The reflection in the mirror shifts and distorts, alternating with—no, combining with—another image, a portal into an impossible space: a citrine firmament, stricken with roiling black clouds and lashed by lightning; ash falling like corrupted snow upon a great ziggurat of burned brick and bitumen; a ten-foot-tall obsidian statue—the true, petrified body of Shegorah, imprisoned beyond Creation—her demonically tusked, spider-eyed head, her beseeching arms upraised in supplication to a terrible sky, her grotesquely twisted torso tapering to the trunk of a tree; the writhing mass of eldritch roots spilling out towards the mirror, through the mirror, malevolent fingers reaching across the office floor, up and over the desk, ensnaring and dragging it toward that nightmare realm beyond the wall.

In the reflection—only in the reflection—a man slumps over the desk, his skin pale as snow, his long blond hair shrouding his face. The roots grow over his limbs, over his shoulders, over his back, consummating his eternal bondage to the work, his ultimate union with the object of his worship, the apotheosis of his obsessive devotion.

Her word bellows forth from her petrified form, soaring across the cosmos, vomited up from beyond Creation:

Take up my Testament. Bear me unto the world!

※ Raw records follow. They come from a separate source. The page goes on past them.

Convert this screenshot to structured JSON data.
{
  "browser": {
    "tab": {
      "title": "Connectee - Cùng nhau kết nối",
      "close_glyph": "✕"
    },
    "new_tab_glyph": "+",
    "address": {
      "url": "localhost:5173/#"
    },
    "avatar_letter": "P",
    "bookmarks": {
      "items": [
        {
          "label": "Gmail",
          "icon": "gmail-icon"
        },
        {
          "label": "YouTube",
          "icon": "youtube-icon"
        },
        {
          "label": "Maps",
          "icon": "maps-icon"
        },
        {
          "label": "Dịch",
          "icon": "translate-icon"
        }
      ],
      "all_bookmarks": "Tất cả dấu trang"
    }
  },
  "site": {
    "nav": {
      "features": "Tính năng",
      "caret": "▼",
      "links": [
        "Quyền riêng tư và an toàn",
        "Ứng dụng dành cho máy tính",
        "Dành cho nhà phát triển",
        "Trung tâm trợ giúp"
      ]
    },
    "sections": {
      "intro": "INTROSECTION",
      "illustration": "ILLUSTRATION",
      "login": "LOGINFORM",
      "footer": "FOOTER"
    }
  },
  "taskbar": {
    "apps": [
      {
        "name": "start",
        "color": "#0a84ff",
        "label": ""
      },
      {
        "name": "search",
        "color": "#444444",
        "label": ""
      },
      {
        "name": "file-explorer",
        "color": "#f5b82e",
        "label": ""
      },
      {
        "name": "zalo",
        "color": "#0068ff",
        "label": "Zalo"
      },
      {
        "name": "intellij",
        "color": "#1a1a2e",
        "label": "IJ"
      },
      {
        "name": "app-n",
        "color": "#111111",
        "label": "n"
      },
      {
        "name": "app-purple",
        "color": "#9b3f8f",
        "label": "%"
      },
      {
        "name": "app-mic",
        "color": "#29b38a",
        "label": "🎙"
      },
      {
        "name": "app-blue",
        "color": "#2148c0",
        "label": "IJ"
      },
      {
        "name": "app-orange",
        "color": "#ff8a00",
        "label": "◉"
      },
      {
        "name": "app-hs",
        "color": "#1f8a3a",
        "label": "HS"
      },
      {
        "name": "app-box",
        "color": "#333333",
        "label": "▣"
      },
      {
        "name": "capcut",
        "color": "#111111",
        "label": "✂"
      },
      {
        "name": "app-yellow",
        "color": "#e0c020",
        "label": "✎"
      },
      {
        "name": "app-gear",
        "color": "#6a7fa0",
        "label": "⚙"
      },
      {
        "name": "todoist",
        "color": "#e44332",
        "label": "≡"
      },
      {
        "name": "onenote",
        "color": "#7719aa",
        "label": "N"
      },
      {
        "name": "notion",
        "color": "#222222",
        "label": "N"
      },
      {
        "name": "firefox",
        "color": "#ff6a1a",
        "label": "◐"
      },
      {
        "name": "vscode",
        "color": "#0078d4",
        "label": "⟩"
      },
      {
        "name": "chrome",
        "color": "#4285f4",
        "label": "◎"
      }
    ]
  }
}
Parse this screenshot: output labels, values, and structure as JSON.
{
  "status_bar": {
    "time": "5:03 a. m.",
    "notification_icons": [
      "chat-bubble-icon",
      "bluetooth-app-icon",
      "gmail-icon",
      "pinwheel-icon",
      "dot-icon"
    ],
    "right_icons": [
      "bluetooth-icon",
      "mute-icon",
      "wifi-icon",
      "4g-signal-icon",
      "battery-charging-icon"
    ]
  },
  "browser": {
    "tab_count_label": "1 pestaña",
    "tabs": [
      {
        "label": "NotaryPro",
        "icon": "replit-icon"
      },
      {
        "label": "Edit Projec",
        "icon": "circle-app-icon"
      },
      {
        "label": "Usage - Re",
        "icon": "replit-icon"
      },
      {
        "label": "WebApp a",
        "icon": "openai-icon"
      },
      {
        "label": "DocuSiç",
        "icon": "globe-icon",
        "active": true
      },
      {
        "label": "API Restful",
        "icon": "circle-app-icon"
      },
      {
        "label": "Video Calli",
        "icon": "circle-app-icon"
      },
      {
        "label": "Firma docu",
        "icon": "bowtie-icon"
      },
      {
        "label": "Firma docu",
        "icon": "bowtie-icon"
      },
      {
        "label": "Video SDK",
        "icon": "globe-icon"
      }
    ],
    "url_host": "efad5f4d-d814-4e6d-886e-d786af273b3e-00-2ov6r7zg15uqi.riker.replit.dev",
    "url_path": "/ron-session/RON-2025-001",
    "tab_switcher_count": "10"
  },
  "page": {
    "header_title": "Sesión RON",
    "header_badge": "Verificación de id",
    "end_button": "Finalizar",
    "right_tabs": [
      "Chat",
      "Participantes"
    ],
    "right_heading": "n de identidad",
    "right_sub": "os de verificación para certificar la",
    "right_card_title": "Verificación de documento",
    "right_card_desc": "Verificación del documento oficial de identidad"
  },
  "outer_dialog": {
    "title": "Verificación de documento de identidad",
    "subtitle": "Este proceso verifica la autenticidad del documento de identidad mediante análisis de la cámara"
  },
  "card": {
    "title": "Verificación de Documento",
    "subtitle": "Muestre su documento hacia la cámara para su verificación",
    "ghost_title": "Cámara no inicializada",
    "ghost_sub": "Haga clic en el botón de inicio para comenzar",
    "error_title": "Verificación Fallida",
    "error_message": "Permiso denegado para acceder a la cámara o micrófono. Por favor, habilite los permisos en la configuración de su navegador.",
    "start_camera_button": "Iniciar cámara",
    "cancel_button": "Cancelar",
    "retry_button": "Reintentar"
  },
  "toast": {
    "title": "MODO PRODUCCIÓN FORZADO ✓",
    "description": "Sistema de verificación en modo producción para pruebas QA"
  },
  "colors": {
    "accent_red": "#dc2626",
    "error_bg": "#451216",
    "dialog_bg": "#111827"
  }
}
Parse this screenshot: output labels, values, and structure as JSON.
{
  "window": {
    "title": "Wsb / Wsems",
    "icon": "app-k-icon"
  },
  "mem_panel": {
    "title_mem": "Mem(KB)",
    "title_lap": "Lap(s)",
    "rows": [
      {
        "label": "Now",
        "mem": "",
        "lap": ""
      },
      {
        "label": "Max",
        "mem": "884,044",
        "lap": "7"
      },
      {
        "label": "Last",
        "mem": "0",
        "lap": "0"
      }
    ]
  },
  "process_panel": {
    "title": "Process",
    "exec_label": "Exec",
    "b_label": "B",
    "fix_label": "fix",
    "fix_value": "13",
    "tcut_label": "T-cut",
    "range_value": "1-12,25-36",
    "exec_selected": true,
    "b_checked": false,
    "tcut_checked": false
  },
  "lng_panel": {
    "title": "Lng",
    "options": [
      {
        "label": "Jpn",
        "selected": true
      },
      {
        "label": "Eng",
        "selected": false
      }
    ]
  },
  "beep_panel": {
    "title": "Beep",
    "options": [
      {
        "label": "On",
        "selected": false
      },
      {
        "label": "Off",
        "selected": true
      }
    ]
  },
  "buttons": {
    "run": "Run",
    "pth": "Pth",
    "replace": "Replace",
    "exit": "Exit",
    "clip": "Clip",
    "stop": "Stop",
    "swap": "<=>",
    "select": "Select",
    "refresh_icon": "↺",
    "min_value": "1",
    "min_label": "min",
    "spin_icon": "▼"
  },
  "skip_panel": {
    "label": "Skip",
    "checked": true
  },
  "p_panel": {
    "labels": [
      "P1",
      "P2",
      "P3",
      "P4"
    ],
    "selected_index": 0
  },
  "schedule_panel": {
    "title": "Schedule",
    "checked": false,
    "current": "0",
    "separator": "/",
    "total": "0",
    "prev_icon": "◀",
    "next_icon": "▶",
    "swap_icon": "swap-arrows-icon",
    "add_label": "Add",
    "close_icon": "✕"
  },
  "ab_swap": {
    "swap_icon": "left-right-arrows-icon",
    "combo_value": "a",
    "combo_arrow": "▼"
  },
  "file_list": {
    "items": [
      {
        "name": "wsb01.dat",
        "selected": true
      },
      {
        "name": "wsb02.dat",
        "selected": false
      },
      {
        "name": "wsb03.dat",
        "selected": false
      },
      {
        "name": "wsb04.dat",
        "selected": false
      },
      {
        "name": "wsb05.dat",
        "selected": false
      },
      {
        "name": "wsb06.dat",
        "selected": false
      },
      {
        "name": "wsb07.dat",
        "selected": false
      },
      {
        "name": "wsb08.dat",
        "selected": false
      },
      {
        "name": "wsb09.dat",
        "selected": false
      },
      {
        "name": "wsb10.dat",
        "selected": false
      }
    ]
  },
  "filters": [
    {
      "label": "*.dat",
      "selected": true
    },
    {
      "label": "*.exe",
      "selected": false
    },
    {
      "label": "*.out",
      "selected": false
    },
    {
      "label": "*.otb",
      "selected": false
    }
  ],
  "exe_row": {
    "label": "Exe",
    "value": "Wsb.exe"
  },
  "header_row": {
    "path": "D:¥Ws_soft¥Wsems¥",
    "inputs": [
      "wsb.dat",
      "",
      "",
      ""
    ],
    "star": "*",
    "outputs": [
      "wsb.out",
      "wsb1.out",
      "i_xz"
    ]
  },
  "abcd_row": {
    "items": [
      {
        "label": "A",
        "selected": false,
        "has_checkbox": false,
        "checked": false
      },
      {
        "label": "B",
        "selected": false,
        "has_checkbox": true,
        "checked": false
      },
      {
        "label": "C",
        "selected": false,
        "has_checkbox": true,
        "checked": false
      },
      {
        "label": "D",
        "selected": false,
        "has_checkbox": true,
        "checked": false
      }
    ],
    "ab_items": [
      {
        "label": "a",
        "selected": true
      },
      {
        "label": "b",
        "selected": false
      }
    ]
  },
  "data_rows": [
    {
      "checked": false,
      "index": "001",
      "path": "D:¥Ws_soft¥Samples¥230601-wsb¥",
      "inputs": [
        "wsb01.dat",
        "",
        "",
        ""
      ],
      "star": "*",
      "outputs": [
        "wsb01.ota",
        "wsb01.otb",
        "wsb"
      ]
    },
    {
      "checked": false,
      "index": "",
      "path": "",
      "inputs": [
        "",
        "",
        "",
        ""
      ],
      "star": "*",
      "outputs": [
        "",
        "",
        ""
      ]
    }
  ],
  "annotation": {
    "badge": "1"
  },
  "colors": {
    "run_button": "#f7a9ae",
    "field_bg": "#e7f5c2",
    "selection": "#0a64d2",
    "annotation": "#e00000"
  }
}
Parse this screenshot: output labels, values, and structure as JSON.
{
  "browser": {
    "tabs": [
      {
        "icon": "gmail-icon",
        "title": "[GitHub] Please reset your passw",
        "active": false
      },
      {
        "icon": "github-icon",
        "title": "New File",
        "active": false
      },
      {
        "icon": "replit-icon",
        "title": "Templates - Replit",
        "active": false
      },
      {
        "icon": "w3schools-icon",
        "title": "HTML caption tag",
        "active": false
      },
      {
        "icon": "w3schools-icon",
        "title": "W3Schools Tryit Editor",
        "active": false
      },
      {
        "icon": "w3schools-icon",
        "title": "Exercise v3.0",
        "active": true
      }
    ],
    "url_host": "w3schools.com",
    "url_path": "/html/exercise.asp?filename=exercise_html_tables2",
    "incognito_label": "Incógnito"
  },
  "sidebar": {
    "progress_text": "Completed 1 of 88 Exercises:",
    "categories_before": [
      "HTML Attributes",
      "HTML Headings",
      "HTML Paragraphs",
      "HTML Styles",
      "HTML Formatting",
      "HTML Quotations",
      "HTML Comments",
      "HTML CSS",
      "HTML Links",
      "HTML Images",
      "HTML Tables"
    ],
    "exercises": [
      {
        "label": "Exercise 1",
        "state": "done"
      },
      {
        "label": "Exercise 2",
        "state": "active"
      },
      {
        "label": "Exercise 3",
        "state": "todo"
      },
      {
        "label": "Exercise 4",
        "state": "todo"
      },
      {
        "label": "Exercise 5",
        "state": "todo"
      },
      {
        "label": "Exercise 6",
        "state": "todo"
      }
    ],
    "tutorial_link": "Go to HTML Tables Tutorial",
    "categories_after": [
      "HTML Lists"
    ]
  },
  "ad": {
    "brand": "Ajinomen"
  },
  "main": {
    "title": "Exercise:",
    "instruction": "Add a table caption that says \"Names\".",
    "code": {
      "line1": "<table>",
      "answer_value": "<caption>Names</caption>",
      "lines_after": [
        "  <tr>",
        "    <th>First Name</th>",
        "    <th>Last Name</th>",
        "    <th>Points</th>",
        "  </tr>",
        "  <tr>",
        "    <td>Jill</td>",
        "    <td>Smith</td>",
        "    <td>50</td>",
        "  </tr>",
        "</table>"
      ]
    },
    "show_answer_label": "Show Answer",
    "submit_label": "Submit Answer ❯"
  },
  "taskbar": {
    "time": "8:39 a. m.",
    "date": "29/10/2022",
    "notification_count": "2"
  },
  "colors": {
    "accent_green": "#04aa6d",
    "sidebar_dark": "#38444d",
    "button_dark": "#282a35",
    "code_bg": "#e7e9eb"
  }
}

This writer was a means to an end, a tool for Shegorah’s will. He was her witness. There will be others.

There is one now.

Afterword

I BRIEFLY LIVED in a little red brick house near Salt Lake City. I loved that house, and I had so many cool projects planned for it, but when I bought it, I had no idea how quickly my life was about to change. By the end of that same year, I was preparing to move again—this time to the Seattle area, for a new job—and then two months after that, COVID hit.

My memories of that house became a graveyard of unrealized dreams, haunting me like an obsession. Witness grew from that feeling.